Em junho, as exportações chinesas aumentaram em 32,2%. Os especialistas não esperavam que a leitura continuasse firme neste nível em julho. Mas, ninguém poderia imaginar que as exportações pudessem cair tão acentuadamente. O resultado foi que a exportação chinesa apresentou um aumento bastante modesto de 19,3% em julho, após ter atingido um nível recorde em junho. Devido a estas circunstâncias, os principais bancos americanos tiveram que rever suas previsões de crescimento para o país asiático. O JPMorgan baixou suas perspectivas para o PIB da China no terceiro trimestre para 2,0%, de 4,3%. A instituição também espera que a economia se expanda em 8,9% contra 9,1% numa base anual. O Morgan Stanley agora prevê o crescimento do PIB da China em 1,6% no terceiro trimestre. O Goldman Sachs revisou suas perspectivas trimestrais para baixo para 2,3% de 5,8% antes e reduziu sua estimativa anual para 8,3%.

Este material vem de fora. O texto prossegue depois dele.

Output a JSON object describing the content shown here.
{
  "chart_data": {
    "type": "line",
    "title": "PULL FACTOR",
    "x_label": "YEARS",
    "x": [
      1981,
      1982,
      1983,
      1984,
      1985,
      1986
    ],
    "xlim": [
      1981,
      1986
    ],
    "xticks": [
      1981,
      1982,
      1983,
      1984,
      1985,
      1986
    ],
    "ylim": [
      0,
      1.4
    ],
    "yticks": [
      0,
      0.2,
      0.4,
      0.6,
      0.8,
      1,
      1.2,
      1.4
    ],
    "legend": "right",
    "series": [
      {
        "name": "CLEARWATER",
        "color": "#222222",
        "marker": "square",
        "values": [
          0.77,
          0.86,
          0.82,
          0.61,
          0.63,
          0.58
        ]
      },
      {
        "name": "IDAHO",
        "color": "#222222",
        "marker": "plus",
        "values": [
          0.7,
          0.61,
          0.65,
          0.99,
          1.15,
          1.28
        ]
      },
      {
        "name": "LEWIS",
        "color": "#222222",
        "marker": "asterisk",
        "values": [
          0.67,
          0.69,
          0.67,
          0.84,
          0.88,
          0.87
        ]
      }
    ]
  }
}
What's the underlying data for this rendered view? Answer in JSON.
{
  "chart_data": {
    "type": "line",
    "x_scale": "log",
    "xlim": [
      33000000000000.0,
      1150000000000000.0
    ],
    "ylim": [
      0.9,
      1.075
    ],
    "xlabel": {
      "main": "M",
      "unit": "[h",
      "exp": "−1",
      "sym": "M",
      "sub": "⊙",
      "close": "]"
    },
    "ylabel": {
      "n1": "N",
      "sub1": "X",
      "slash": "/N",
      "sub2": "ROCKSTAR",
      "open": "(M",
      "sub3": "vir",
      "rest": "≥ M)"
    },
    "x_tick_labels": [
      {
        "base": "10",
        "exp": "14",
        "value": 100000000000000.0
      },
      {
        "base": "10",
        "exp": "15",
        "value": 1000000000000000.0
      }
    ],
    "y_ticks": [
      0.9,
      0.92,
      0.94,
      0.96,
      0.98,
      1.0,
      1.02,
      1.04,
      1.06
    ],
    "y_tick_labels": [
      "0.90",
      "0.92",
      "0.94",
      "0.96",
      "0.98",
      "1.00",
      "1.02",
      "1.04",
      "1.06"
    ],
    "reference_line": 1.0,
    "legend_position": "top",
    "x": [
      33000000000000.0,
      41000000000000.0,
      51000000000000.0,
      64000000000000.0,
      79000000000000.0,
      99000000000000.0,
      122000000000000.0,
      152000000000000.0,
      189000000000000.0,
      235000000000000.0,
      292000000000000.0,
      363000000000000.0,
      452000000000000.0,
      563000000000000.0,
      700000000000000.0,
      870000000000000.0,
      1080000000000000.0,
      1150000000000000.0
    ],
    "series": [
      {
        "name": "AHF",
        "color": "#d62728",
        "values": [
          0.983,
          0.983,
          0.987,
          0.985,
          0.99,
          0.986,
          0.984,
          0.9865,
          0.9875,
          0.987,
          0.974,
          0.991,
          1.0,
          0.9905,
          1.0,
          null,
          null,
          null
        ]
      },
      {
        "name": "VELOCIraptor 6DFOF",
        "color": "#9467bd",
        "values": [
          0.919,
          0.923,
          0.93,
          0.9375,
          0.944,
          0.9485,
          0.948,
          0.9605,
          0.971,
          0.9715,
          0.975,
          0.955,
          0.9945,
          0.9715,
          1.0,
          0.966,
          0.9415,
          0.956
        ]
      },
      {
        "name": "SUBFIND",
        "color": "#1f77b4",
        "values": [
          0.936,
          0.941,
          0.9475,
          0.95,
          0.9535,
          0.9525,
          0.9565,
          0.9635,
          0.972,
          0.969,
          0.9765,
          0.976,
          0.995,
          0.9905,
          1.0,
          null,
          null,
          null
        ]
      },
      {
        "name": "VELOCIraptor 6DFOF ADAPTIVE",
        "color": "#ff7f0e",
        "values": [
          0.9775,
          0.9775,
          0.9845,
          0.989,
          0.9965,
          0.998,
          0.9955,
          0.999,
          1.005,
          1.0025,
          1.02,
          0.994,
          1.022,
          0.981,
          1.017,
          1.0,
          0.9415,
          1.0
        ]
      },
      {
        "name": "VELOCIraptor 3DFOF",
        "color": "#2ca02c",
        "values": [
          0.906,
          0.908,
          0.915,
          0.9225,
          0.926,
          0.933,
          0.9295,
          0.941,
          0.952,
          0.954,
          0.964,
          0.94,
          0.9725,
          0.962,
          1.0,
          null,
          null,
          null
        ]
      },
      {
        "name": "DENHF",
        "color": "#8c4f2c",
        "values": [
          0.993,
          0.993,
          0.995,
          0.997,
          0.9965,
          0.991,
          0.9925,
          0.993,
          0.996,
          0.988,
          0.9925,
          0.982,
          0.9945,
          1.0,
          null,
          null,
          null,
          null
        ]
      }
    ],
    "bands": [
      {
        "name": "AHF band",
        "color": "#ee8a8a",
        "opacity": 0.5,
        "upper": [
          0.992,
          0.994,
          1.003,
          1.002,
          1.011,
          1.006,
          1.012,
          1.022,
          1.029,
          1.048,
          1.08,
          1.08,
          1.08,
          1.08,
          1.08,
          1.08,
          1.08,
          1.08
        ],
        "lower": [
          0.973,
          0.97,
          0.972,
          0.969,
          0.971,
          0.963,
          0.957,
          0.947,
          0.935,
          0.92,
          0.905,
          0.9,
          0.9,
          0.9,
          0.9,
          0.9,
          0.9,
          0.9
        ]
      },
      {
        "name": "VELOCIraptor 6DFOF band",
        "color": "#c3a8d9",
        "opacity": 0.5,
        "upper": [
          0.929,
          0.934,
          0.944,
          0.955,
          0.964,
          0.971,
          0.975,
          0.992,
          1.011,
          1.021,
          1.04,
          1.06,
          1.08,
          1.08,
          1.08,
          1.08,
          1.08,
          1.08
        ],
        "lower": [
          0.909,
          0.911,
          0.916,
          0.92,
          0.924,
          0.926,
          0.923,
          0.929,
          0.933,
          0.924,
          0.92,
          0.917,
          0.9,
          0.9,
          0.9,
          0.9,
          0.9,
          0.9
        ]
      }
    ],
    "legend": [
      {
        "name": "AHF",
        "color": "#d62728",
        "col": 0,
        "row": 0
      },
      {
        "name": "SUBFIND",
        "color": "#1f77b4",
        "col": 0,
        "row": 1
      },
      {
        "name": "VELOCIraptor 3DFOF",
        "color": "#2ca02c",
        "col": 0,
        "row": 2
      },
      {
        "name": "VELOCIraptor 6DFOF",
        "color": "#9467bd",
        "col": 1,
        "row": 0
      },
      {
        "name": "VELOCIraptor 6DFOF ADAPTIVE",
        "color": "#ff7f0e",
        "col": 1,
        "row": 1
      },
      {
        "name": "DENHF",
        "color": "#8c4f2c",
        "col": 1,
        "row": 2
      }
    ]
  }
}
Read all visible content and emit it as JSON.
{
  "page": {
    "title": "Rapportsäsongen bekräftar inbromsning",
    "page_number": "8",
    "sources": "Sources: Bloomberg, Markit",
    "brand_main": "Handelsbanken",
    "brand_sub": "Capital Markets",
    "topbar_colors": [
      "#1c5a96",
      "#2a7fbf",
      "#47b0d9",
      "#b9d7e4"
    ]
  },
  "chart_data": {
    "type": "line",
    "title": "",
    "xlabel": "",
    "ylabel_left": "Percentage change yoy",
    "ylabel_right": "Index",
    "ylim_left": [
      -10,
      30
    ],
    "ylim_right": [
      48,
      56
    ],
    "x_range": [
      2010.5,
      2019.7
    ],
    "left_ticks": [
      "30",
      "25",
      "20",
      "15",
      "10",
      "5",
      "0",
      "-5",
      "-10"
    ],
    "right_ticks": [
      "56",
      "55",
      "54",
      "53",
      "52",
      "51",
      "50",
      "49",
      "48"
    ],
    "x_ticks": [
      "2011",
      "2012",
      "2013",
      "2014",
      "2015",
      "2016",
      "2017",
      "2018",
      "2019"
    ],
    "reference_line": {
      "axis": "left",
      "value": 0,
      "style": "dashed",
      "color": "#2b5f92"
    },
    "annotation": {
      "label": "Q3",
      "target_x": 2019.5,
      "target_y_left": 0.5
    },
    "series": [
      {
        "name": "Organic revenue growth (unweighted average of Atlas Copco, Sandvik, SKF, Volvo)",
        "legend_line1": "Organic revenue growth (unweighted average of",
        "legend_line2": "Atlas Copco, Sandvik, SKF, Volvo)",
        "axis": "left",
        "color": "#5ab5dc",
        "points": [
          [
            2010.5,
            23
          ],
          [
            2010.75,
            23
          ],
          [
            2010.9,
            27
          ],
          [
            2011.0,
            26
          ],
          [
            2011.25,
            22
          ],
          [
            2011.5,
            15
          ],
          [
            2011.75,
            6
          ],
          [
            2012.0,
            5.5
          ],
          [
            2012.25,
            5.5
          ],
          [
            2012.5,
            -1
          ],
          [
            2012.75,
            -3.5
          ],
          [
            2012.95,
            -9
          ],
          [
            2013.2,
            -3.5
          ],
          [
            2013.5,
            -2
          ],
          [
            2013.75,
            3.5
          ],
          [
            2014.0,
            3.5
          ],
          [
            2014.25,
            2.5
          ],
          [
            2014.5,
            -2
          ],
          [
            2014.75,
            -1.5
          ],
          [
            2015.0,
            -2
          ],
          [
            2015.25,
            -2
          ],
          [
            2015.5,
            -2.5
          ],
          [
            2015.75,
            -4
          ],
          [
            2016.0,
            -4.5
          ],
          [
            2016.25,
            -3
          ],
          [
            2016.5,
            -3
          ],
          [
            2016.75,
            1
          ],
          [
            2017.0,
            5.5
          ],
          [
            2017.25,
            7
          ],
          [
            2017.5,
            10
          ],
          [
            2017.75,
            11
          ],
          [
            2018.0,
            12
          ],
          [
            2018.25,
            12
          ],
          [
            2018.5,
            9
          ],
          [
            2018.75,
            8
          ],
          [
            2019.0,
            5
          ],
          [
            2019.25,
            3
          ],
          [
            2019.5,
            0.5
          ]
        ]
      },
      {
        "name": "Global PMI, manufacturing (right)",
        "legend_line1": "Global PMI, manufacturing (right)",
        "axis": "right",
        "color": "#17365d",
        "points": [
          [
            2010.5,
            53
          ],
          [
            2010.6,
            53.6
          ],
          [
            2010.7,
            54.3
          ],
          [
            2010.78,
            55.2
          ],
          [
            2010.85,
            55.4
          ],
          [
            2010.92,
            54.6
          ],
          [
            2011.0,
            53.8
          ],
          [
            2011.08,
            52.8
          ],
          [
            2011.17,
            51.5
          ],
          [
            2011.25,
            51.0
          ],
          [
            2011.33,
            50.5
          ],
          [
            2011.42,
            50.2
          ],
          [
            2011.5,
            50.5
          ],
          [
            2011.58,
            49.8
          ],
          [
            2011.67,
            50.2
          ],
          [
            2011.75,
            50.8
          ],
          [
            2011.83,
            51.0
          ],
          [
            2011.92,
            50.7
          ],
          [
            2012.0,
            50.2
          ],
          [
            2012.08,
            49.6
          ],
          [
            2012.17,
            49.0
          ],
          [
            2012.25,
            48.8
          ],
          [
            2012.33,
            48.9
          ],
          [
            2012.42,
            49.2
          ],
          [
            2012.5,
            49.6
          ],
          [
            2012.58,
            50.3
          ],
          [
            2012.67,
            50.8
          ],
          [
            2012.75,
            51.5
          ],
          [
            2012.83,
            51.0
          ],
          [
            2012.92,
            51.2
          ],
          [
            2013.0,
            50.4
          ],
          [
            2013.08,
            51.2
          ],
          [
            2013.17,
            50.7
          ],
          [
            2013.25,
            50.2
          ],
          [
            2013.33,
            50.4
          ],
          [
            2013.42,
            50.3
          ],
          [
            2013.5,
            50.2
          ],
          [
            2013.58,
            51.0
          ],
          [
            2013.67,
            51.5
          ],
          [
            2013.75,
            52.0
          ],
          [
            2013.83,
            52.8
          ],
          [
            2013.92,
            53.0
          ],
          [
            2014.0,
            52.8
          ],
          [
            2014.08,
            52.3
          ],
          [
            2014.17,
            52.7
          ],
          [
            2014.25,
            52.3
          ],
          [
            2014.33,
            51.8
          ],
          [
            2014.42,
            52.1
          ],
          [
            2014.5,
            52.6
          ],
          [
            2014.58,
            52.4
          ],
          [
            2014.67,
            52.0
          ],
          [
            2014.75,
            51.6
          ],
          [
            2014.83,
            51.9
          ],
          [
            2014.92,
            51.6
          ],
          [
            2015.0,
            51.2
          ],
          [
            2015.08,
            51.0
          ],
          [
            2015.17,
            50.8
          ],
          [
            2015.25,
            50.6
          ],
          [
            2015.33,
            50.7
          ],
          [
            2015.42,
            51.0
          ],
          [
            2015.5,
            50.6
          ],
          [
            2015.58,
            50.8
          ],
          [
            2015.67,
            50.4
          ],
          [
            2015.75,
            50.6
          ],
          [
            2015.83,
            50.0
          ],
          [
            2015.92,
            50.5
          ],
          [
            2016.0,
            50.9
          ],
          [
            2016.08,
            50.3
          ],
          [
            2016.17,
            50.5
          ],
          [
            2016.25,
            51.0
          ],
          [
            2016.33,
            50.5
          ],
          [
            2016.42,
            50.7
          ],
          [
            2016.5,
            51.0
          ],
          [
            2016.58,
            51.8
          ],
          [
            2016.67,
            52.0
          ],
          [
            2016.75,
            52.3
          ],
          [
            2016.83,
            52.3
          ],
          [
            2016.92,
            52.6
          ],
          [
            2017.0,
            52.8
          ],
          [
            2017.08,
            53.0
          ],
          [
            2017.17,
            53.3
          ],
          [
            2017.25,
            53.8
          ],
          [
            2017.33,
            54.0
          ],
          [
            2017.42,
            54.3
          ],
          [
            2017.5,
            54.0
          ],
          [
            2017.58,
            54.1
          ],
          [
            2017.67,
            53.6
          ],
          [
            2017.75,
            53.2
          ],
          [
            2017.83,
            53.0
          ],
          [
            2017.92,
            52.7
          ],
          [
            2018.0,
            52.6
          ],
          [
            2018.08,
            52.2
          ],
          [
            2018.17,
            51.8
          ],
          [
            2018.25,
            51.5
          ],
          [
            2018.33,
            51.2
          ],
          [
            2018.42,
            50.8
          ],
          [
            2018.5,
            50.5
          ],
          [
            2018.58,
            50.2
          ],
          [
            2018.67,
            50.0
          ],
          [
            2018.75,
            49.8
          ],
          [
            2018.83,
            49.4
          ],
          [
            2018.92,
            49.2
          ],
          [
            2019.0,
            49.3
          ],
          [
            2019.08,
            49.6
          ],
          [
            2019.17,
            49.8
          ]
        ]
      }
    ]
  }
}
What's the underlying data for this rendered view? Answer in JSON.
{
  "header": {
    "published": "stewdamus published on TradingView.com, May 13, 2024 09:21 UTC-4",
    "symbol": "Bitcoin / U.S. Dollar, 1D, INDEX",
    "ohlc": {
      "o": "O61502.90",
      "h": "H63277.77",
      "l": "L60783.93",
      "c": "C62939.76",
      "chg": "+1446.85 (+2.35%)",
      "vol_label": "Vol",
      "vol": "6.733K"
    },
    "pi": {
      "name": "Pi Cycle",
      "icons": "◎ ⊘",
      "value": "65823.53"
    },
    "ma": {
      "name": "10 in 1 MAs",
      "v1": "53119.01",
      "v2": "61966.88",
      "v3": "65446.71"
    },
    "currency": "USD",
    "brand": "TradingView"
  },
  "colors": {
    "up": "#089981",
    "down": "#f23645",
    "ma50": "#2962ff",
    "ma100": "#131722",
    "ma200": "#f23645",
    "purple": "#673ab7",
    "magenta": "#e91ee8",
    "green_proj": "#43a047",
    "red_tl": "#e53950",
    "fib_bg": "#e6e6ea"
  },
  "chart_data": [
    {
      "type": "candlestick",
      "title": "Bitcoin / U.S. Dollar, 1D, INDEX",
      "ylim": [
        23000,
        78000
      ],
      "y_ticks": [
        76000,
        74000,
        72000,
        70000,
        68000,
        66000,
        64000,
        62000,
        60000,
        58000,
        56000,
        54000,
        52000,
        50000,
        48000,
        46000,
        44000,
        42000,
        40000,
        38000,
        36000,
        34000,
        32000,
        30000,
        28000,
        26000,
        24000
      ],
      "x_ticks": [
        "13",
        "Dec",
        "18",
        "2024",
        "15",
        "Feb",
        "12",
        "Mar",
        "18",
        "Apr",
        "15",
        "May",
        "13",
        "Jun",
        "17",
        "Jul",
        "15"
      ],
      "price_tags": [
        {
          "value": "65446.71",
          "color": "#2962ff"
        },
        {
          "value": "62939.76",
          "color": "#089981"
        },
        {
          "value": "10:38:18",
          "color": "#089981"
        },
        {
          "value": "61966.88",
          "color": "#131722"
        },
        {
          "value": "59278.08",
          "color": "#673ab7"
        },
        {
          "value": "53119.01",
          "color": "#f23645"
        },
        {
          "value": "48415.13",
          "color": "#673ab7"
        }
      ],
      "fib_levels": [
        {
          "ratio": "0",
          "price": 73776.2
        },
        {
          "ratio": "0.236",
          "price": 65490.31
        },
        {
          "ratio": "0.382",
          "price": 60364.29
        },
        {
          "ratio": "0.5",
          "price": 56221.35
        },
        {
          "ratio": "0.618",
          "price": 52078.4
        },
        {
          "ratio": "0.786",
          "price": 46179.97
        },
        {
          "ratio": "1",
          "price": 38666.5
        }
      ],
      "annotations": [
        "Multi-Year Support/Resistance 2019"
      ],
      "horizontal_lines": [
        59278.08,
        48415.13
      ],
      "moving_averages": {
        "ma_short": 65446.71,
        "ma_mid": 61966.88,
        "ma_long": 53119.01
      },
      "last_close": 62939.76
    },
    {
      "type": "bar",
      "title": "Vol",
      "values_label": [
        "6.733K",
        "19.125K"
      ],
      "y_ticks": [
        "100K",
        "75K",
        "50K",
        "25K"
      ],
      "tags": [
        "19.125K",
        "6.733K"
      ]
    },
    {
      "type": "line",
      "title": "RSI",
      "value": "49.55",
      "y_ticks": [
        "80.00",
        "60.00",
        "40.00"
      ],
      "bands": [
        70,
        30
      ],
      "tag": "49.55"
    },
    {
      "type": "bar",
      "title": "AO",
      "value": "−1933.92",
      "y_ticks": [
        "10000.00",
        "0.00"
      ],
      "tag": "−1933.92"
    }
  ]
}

De acordo com analistas da JPMorgan, eventos recentes indicam que as previsões de crescimento já moderadas do terceiro trimestre correm o risco de serem revistas para baixo ainda mais devido à propagação da variante Delta. Adicionalmente, as mudanças regulatórias em novos setores econômicos e uma queda no sentimento do mercado também são vistos como riscos. Paralelamente, acredita-se que o governo chinês adote todas as medidas necessárias para apoiar a economia.

O Morgan Stanley espera que o governo chinês corte, pelo menos, as taxas de juros. O banco de investimento calcula que uma queda moderada nas exportações nos últimos seis meses do ano e uma desaceleração na demanda interna em meio à disseminação da variante Delta podem pressionar a China a aumentar o apoio nos próximos meses.